I'm trying to calculate the shadow prices for the various constraints and place them in a dictionary following the form c[i]:sp[i] where c is the name of a specific constraint and sp is the numeric shadow price value. I am able to get "apm_lam.txt" to generate locally, but the shape of the of the array is 506, which is way more than the number of constraints that should have been added to the model (I'm counting like 60-something).
Is there an easy to tie-back the shadow prices in this output file to the actual named constraints in the Gekko model?
import numpy as np
import pandas as pd
from gekko import GEKKO
m = GEKKO(remote=False)
m.options.NODES = 3
m.options.IMODE = 3
m.options.MAX_ITER = 1000
lnuc_weeks = [0, 0, 0, 0, 1, 1, 1, 1, 1, 1, 1, 0, 0, 0, 0, 0, 0, 0, 0]
min_promo_price = [3, 3, 3, 3, 3, 3, 3, 3, 3, 3, 3, 3, 3, 3, 3, 3, 3, 3,3]
max_promo_price = [3.5, 3.5, 3.5, 3.5, 3.5, 3.5, 3.5, 3.5, 3.5, 3.5, 3.5, 3.5, 3.5,3.5, 3.5, 3.5, 3.5, 3.5, 3.5]
base_srp = [3.48, 3.48, 3.48, 3.48, 3.0799, 3.0799, 3.0799, 3.0799,3.0799, 3.0799, 3.0799, 3.0799, 3.0799, 3.0799, 3.0799, 3.0799, 3.0799, 3.0799, 3.0799]

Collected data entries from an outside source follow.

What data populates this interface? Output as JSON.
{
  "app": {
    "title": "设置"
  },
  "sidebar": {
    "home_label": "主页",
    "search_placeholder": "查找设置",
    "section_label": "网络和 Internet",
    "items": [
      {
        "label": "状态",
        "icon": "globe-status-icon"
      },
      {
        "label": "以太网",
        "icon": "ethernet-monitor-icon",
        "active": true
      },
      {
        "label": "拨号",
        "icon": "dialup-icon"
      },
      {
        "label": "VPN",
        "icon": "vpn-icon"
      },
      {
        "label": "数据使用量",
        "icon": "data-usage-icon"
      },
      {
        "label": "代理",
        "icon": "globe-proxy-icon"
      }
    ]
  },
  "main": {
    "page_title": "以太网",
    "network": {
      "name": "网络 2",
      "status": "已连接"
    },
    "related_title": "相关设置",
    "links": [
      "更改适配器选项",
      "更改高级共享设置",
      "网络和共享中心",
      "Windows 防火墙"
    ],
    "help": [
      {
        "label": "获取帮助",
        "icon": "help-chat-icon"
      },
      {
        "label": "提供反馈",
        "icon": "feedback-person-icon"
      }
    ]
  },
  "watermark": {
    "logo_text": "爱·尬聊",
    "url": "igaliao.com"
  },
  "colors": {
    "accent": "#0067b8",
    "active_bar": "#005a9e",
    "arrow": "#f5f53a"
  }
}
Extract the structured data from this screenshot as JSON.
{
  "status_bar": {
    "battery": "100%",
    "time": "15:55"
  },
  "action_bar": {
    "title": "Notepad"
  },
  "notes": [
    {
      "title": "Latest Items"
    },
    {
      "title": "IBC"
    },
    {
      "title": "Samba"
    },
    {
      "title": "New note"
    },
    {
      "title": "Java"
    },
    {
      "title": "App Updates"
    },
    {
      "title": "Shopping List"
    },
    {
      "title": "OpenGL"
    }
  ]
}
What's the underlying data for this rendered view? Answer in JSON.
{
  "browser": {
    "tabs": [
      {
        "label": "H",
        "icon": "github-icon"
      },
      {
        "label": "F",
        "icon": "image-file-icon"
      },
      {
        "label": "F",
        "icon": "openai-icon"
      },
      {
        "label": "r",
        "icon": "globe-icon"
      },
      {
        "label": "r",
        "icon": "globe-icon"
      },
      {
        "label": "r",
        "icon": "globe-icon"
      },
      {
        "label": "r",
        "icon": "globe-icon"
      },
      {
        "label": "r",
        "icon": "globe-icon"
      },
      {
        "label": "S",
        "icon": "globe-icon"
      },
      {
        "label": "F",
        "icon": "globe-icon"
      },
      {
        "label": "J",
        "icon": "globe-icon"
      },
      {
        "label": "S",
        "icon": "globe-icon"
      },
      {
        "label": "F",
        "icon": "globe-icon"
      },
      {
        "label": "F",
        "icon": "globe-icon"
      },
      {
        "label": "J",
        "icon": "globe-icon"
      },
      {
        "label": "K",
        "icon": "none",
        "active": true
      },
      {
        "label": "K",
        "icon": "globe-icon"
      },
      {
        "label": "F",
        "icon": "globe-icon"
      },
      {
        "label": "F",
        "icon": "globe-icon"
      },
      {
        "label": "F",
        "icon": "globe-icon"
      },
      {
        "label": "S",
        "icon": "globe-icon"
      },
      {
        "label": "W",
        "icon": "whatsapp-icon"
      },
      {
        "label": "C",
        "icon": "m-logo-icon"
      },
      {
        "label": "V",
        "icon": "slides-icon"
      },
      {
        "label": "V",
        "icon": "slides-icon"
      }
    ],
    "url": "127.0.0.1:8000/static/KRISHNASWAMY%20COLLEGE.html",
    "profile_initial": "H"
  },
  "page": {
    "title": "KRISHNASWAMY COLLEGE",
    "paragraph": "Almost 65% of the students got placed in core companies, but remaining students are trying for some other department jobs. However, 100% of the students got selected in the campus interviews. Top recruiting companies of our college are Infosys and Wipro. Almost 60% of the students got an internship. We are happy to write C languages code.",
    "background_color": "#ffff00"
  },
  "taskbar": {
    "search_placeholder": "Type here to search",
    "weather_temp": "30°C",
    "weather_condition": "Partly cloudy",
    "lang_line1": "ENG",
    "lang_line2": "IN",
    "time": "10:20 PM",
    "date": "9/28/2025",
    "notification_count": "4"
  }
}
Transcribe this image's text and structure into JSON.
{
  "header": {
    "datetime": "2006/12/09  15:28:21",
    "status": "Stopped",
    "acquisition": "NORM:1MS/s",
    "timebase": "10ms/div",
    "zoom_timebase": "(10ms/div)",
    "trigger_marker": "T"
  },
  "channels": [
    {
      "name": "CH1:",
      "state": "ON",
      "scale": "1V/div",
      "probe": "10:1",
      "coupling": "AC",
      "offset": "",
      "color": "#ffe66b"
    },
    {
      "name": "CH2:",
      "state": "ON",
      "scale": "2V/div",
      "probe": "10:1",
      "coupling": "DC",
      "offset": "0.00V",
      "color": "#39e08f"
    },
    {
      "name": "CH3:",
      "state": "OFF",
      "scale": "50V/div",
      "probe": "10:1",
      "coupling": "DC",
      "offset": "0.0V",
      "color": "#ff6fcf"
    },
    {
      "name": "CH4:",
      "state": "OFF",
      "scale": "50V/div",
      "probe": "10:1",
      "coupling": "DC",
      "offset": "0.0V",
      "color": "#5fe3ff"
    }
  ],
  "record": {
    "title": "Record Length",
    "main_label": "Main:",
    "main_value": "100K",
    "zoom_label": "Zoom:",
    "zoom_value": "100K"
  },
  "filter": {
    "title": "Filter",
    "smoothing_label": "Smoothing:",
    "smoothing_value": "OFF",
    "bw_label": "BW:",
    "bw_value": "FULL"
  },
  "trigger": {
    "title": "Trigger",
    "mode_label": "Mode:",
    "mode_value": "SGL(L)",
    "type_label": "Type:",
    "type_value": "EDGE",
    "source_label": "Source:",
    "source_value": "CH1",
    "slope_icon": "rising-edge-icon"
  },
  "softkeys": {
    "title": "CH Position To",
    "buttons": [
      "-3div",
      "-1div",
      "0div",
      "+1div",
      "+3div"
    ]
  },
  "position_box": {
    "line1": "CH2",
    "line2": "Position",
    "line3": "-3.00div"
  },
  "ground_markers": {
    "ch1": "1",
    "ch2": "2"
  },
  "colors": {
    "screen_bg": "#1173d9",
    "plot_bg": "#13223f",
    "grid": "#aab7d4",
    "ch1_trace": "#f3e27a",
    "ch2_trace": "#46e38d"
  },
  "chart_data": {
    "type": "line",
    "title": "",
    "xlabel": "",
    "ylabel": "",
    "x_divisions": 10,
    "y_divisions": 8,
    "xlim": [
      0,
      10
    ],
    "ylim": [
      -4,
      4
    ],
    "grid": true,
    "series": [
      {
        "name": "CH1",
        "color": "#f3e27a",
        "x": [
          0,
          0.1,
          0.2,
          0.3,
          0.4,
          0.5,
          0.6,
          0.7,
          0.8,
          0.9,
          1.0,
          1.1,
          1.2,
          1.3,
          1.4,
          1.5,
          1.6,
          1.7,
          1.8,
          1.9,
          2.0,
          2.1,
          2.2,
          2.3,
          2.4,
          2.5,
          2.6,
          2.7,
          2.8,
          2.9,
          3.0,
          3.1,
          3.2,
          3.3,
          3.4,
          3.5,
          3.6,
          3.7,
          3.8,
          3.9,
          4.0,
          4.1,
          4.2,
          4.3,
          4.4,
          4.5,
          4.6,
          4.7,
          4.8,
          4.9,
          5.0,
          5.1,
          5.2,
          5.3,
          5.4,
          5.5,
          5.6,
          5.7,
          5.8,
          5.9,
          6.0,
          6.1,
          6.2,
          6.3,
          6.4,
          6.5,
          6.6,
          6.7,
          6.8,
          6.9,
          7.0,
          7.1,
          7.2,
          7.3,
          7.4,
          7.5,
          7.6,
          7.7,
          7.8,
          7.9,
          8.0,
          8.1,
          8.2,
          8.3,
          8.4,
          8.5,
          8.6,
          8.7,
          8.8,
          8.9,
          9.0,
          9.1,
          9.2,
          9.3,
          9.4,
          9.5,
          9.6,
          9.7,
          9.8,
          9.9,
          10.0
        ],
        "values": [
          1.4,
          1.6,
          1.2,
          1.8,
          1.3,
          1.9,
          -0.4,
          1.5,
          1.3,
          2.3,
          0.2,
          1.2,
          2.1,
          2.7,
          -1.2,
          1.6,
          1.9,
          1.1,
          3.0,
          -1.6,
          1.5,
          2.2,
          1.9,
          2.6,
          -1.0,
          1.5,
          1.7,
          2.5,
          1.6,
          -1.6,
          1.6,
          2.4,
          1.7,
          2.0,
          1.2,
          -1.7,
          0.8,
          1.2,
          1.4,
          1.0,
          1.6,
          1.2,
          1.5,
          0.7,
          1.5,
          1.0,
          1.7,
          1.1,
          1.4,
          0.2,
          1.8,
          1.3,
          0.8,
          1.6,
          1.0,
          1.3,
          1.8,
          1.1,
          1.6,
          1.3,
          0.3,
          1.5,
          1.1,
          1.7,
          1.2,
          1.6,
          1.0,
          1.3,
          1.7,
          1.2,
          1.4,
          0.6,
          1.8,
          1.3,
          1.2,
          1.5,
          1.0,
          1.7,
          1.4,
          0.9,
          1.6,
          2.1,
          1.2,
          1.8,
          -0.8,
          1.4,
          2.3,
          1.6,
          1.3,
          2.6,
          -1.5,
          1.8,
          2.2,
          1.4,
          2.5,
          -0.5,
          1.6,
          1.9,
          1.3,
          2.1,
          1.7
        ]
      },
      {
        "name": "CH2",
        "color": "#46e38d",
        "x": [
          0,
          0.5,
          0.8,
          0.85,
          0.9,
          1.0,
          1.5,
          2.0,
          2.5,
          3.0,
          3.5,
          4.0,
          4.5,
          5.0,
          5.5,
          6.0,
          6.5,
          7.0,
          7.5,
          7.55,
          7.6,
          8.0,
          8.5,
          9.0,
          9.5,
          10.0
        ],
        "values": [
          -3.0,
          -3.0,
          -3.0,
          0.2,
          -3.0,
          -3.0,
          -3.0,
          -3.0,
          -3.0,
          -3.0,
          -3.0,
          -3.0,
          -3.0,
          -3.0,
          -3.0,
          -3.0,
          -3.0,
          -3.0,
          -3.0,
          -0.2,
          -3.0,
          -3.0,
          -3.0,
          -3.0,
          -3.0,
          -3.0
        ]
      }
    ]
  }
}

lnuc_min_promo_price = 1.99
lnuc_max_promo_price = 1.99
coeff_fedi = [0.022589, 0.022589, 0.022589, 0.022589, 0.022589, 0.022589,0.022589, 0.022589, 0.022589, 0.022589, 0.022589, 0.022589, 0.022589, 0.022589, 0.022589, 0.022589, 0.022589, 0.022589, 0.022589]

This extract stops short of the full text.